Income measured over the course of a given period does not necessarily come up with the best measure of taxpaying ability. For example, transitory increases in income could be saved, and in temporary declines in income a taxpayer could opt to provide for consumption by reducing savings. Thus, if taxation is held in comparison along with “permanent income,” it should be less regressive (or more progressive) than if it is made comparable with annual income.

Sales taxes and excises (excepting luxuries) tend to be regressive, because the share of individual income consumed or spent on a specific good declines as the level of personal income is raised. Poll taxes (also termed head taxes), calculated as a fixed amount per capita, obviously are regressive.

It is hard to dictate corporate income taxes and taxes on business as progressive, regressive, or proportionate, principally because of the lack of certainty about the ability of businesses to shift their tax expenses (see below Shifting and incidence).
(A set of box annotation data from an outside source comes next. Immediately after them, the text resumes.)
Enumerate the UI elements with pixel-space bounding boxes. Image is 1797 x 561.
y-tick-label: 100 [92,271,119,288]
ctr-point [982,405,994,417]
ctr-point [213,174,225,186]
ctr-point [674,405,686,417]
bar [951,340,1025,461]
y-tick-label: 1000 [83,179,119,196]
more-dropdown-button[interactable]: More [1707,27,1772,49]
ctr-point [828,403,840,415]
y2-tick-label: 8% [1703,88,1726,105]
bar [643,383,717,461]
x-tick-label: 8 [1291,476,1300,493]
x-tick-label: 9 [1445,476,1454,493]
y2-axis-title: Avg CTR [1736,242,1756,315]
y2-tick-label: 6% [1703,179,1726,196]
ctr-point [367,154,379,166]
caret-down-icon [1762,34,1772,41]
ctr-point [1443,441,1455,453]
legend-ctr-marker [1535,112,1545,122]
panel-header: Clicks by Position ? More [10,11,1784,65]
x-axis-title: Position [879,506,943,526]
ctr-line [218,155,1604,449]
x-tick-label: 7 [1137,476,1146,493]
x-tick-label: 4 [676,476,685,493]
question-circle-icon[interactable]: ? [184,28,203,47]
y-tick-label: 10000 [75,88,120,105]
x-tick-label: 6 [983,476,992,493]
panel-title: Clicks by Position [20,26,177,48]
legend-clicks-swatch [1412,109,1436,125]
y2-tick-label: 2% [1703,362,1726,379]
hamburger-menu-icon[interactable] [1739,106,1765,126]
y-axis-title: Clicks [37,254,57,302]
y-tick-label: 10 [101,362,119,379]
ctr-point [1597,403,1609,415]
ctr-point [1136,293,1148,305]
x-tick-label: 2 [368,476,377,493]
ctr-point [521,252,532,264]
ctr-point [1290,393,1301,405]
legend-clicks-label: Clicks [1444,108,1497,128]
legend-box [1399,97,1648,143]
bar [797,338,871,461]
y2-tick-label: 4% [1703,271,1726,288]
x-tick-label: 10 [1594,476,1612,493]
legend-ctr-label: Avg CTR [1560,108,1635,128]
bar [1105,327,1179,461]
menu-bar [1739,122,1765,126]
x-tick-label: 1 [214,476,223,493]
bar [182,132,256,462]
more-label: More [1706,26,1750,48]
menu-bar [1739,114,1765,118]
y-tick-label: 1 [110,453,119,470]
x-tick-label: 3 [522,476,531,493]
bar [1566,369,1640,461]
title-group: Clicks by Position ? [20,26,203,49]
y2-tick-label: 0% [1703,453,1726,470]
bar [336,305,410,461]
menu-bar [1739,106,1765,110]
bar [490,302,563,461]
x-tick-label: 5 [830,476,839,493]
This difficulty of nominating who bears the tax burden depends fundamentally on whether a national or a subnational (that is, provincial or state) tax is being determined.
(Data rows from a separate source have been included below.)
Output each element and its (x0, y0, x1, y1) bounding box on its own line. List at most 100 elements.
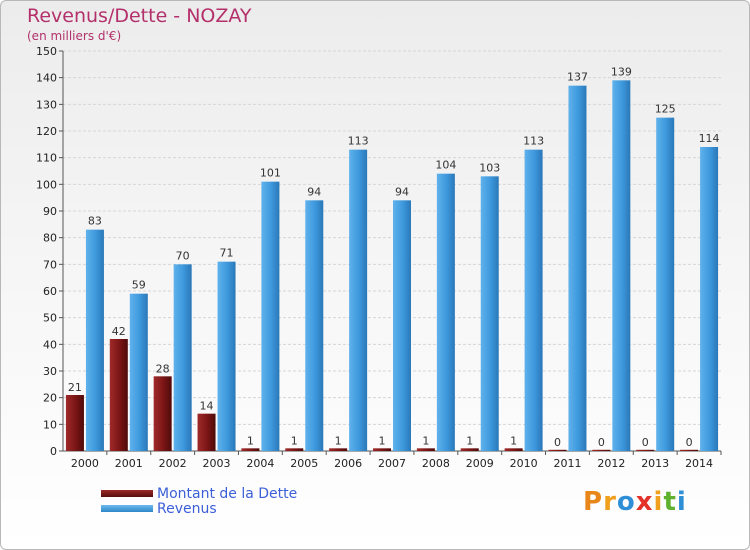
data-label-debt-2000: 21 (68, 381, 82, 394)
bar-debt-2010 (504, 448, 523, 451)
data-label-revenue-2011: 137 (567, 71, 588, 84)
bar-revenue-2011 (568, 85, 587, 452)
bar-debt-2002 (153, 376, 172, 451)
data-label-revenue-2000: 83 (88, 215, 102, 228)
x-tick-label: 2002 (159, 457, 187, 470)
bar-revenue-2003 (217, 261, 236, 451)
logo-letter: t (663, 487, 677, 517)
data-label-revenue-2009: 103 (479, 161, 500, 174)
bar-debt-2009 (460, 448, 479, 451)
y-tick-label: 20 (43, 392, 57, 405)
bar-debt-2014 (680, 449, 699, 451)
data-label-debt-2009: 1 (466, 434, 473, 447)
legend-swatch-debt (101, 490, 153, 497)
bar-revenue-2002 (173, 264, 192, 451)
x-tick-label: 2010 (510, 457, 538, 470)
data-label-debt-2010: 1 (510, 434, 517, 447)
data-label-debt-2006: 1 (335, 434, 342, 447)
data-label-debt-2005: 1 (291, 434, 298, 447)
bar-revenue-2006 (349, 149, 368, 451)
logo-letter: x (635, 487, 654, 517)
bar-revenue-2010 (524, 149, 543, 451)
x-tick-label: 2014 (685, 457, 713, 470)
x-tick-label: 2004 (246, 457, 274, 470)
value-labels: 2183425928701471110119411131941104110311… (68, 65, 720, 448)
data-label-debt-2014: 0 (686, 436, 693, 449)
data-label-debt-2007: 1 (379, 434, 386, 447)
logo-letter: i (676, 487, 687, 517)
x-tick-label: 2012 (597, 457, 625, 470)
y-tick-label: 0 (50, 445, 57, 458)
data-label-debt-2008: 1 (422, 434, 429, 447)
data-label-revenue-2007: 94 (395, 185, 409, 198)
x-tick-label: 2013 (641, 457, 669, 470)
bar-revenue-2008 (436, 173, 455, 451)
x-tick-label: 2003 (203, 457, 231, 470)
bar-revenue-2012 (612, 80, 631, 451)
data-label-revenue-2004: 101 (260, 167, 281, 180)
data-label-revenue-2005: 94 (307, 185, 321, 198)
x-tick-label: 2001 (115, 457, 143, 470)
y-tick-label: 120 (36, 125, 57, 138)
bar-revenue-2009 (480, 176, 499, 452)
y-tick-label: 50 (43, 312, 57, 325)
data-label-revenue-2013: 125 (655, 103, 676, 116)
y-tick-label: 100 (36, 178, 57, 191)
x-tick-label: 2006 (334, 457, 362, 470)
data-label-revenue-2012: 139 (611, 65, 632, 78)
y-tick-label: 130 (36, 98, 57, 111)
bar-revenue-2001 (129, 293, 148, 451)
data-label-debt-2011: 0 (554, 436, 561, 449)
data-label-debt-2001: 42 (112, 325, 126, 338)
chart-subtitle: (en milliers d'€) (27, 29, 122, 43)
bar-revenue-2013 (656, 117, 675, 452)
legend-label-revenue: Revenus (157, 501, 217, 517)
x-tick-label: 2007 (378, 457, 406, 470)
data-label-debt-2004: 1 (247, 434, 254, 447)
bar-revenue-2005 (305, 200, 324, 451)
bar-revenue-2004 (261, 181, 280, 451)
y-tick-label: 90 (43, 205, 57, 218)
bar-debt-2004 (241, 448, 260, 451)
x-tick-label: 2008 (422, 457, 450, 470)
y-tick-label: 60 (43, 285, 57, 298)
data-label-revenue-2002: 70 (176, 249, 190, 262)
bar-debt-2008 (416, 448, 435, 451)
data-label-debt-2003: 14 (200, 400, 214, 413)
data-label-debt-2012: 0 (598, 436, 605, 449)
axes: 0102030405060708090100110120130140150200… (36, 45, 722, 470)
logo-letter: P (583, 487, 604, 517)
x-tick-label: 2009 (466, 457, 494, 470)
bar-debt-2003 (197, 413, 216, 451)
bar-debt-2013 (636, 449, 655, 451)
logo-letter: r (603, 487, 617, 517)
y-tick-label: 10 (43, 418, 57, 431)
chart-title: Revenus/Dette - NOZAY (27, 5, 252, 27)
y-tick-label: 70 (43, 258, 57, 271)
bar-revenue-2007 (393, 200, 411, 451)
y-tick-label: 80 (43, 232, 57, 245)
y-tick-label: 140 (36, 72, 57, 85)
x-tick-label: 2005 (290, 457, 318, 470)
x-tick-label: 2011 (553, 457, 581, 470)
y-tick-label: 150 (36, 45, 57, 58)
legend-label-debt: Montant de la Dette (157, 486, 298, 502)
y-tick-label: 110 (36, 152, 57, 165)
bar-debt-2012 (592, 449, 611, 451)
data-label-revenue-2001: 59 (132, 279, 146, 292)
bar-revenue-2014 (700, 147, 719, 451)
bar-debt-2011 (548, 449, 567, 451)
data-label-revenue-2003: 71 (220, 247, 234, 260)
bar-debt-2005 (285, 448, 304, 451)
data-label-debt-2013: 0 (642, 436, 649, 449)
bar-debt-2007 (373, 448, 391, 451)
data-label-debt-2002: 28 (156, 362, 170, 375)
data-label-revenue-2006: 113 (348, 135, 369, 148)
bars (65, 80, 719, 452)
logo-letter: i (653, 487, 664, 517)
y-tick-label: 30 (43, 365, 57, 378)
data-label-revenue-2014: 114 (699, 132, 720, 145)
legend-swatch-revenue (101, 505, 153, 512)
In regarding the economic effects of taxation, it is important to differentiate between various points of tax rates. The statutory rates will include those nominated in legislature; often these are marginal rates, but for some cases they are average rates. Marginal income tax rates signify the fraction of incremental income demanded by taxation when income grows by one dollar. Thus, if tax liability increases by 45 cents when income grows by one dollar, the marginal tax rate is 45 percent. Income tax regulations generally contain graduated marginal rates—i.e., rates that increase as income rises. Structured analysis of marginal tax rates should review provisions apart from the formal statutory rate structure. If, for example, a particular tax credit (reduction in tax) lowers by 20 cents for each one-dollar increase in income, the marginal rate is 20 percentage points more than nominated within the statutory rates. Since marginal rates signify how after-tax income changes in response to changes in before-tax income, they are the necessary ones for regarding incentive effects of taxation. It is even more difficult to nominate the marginal effective tax rate to apply to income from business and capital, as it may rely on considerations such as the structure of depreciation allowances, the deductibility of interest, and the provisions for inflation adjustment. A basic economic theorem determines that the marginal effective tax rate in income from capital is nothing under a consumption-based tax.
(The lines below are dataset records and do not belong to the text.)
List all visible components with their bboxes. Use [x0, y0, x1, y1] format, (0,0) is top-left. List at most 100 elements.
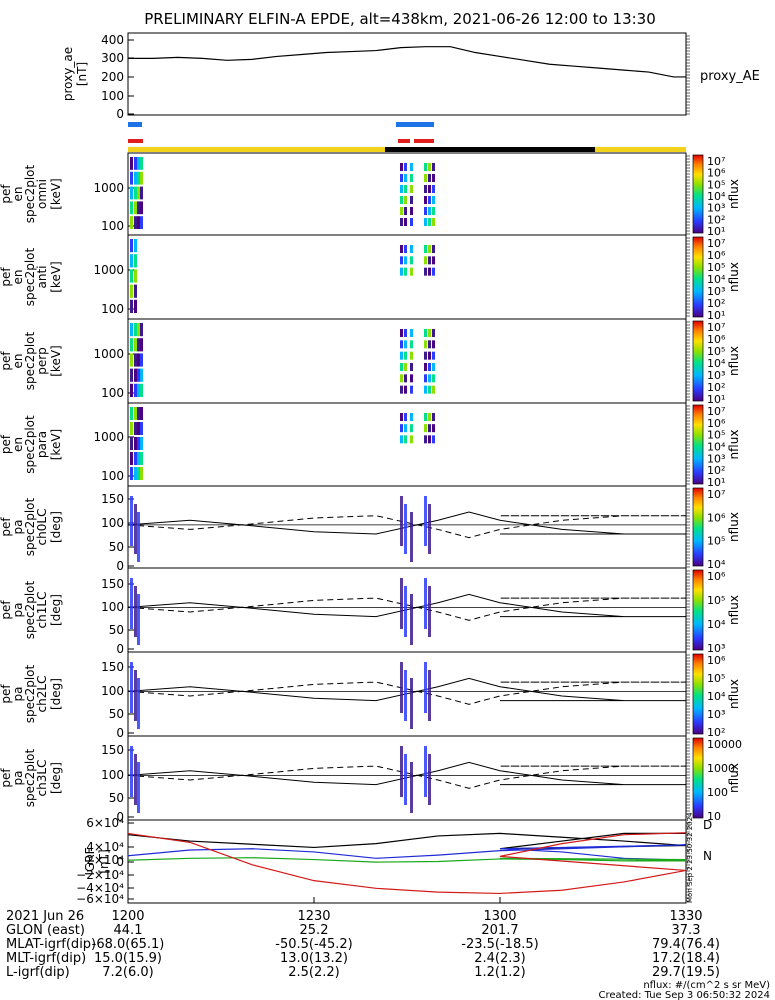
footer-row-2-val-2: -23.5(-18.5): [461, 937, 538, 952]
spectrogram-cell: [130, 467, 133, 480]
spectrogram-cell: [428, 163, 431, 171]
spectrogram-cell: [410, 218, 413, 226]
panel-7-cbar-tick-2: 10⁴: [707, 690, 726, 703]
spectrogram-cell: [410, 329, 413, 337]
spectrogram-cell: [134, 338, 137, 352]
spectrogram-cell: [428, 385, 431, 394]
spectrogram-cell: [400, 207, 403, 215]
panel-6-ylabel-3: spec2plot: [23, 580, 37, 639]
spectrogram-cell: [134, 437, 137, 450]
spectrogram-cell: [410, 413, 413, 421]
spectrogram-cell: [404, 351, 407, 360]
panel-6-cbar-tick-1: 10⁵: [707, 594, 725, 607]
spectrogram-cell: [432, 245, 435, 253]
pa-spectrogram-cell: [137, 594, 140, 645]
panel-9-ytick-3: 0: [116, 855, 124, 869]
panel-0-frame: [127, 32, 687, 116]
spectrogram-cell: [432, 351, 435, 360]
pa-spectrogram-cell: [400, 578, 403, 629]
panel-6-cbar-label: nflux: [727, 595, 741, 625]
pa-spectrogram-cell: [134, 754, 137, 805]
panel-7-ylabel-2: pa: [11, 687, 25, 702]
spectrogram-cell: [428, 256, 431, 265]
footer-row-0-val-2: 1300: [483, 909, 516, 924]
panel-3-ytick-0: 1000: [93, 347, 124, 361]
spectrogram-cell: [134, 216, 137, 229]
spectrogram-cell: [432, 413, 435, 421]
spectrogram-cell: [140, 407, 143, 420]
spectrogram-cell: [400, 385, 403, 394]
spectrogram-cell: [137, 186, 140, 200]
spectrogram-cell: [140, 171, 143, 185]
panel-2-cbar-tick-2: 10⁵: [707, 261, 725, 274]
pa-panel-3-anti-loss-cone: [127, 765, 686, 789]
panel-1-ylabel-0: ela: [0, 185, 1, 203]
pa-spectrogram-cell: [424, 578, 427, 629]
panel-7-ylabel-5: [deg]: [49, 678, 63, 710]
panel-6-cbar-tick-2: 10⁴: [707, 618, 726, 631]
spectrogram-cell: [130, 269, 133, 283]
panel-4-cbar-label: nflux: [727, 430, 741, 460]
igrf-series-Z: [127, 857, 687, 863]
panel-2-ytick-1: 100: [101, 302, 124, 316]
spectrogram-cell: [410, 207, 413, 215]
spectrogram-cell: [424, 245, 427, 253]
spectrogram-cell: [130, 323, 133, 337]
proxy-ae-series-label: proxy_AE: [700, 69, 760, 84]
spectrogram-cell: [137, 452, 140, 465]
panel-7-cbar-tick-0: 10⁶: [707, 654, 726, 667]
spectrogram-cell: [137, 383, 140, 397]
panel-7: elapefpaspec2plotch2LC[deg] 150 100 50 0 10⁶ 1…: [0, 651, 741, 740]
panel-1-cbar-tick-5: 10²: [707, 213, 725, 226]
panel-7-cbar-tick-1: 10⁵: [707, 672, 725, 685]
spectrogram-cell: [424, 174, 427, 182]
pa-panel-2-loss-cone: [127, 677, 686, 702]
panel-1-colorbar: [692, 154, 704, 234]
panel-0-ytick-0: 400: [101, 33, 124, 47]
panel-0-ylabel-0: proxy_ae: [61, 47, 75, 101]
spectrogram-cell: [130, 201, 133, 215]
panel-4-cbar-tick-6: 10¹: [707, 476, 725, 489]
panel-4-ylabel-2: en: [11, 437, 25, 452]
spectrogram-cell: [432, 363, 435, 371]
panel-8-cbar-tick-2: 100: [707, 786, 728, 799]
footer-row-2-label: MLAT-igrf(dip): [6, 937, 96, 952]
pa-panel-2-anti-loss-cone: [127, 681, 686, 705]
panel-4-ytick-0: 1000: [93, 430, 124, 444]
spectrogram-cell: [424, 424, 427, 433]
panel-8-ylabel-4: ch3LC: [35, 760, 49, 797]
spectrogram-cell: [130, 171, 133, 185]
pa-spectrogram-cell: [410, 762, 413, 813]
spectrogram-cell: [137, 323, 140, 337]
sunlight-bar-yellow-1: [128, 147, 385, 152]
pa-spectrogram-cell: [404, 504, 407, 554]
pa-spectrogram-cell: [410, 512, 413, 562]
pa-spectrogram-cell: [410, 594, 413, 645]
spectrogram-cell: [137, 437, 140, 450]
panel-7-cbar-tick-3: 10³: [707, 708, 725, 721]
spectrogram-cell: [428, 174, 431, 182]
figure-title: PRELIMINARY ELFIN-A EPDE, alt=438km, 202…: [144, 10, 656, 28]
spectrogram-cell: [424, 385, 427, 394]
spectrogram-cell: [428, 207, 431, 215]
panel-9-ytick-6: −6×10⁴: [76, 892, 124, 906]
spectrogram-cell: [410, 435, 413, 444]
panel-2-ylabel-4: anti: [35, 266, 49, 289]
panel-1-ytick-0: 1000: [93, 181, 124, 195]
panel-6-ytick-0: 150: [101, 577, 124, 591]
spectrogram-cell: [134, 452, 137, 465]
pa-spectrogram-cell: [134, 670, 137, 721]
created-note: Created: Tue Sep 3 06:50:32 2024: [599, 990, 771, 1000]
panel-3-cbar-tick-4: 10³: [707, 369, 725, 382]
spectrogram-cell: [404, 329, 407, 337]
panel-5-ylabel-3: spec2plot: [23, 497, 37, 556]
pa-spectrogram-cell: [424, 496, 427, 546]
panel-1-cbar-tick-1: 10⁶: [707, 167, 726, 180]
spectrogram-cell: [410, 185, 413, 193]
panel-1-ylabel-3: spec2plot: [23, 164, 37, 223]
spectrogram-cell: [140, 216, 143, 229]
panel-9-ylabel-1: [nT]: [97, 849, 111, 873]
footer-row-1-val-0: 44.1: [114, 923, 143, 938]
spectrogram-cell: [140, 186, 143, 200]
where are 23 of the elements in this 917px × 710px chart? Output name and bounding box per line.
Average income tax rates signify the fraction of total income that is required in taxation. The pattern of average rates is the one that is necessary for considering the distributional equity of taxation. Under a progressive income tax the average income tax rate grows with income. Average income tax rates usually grow with income, both because personal allowances are allowed for the taxpayer and dependents and because marginal tax rates are graduated; on the flip side, preferential treatment of income received predominantly by high-income households can dampen these effects, producing regressivity, as displayed by average tax rates that lessen as income increases.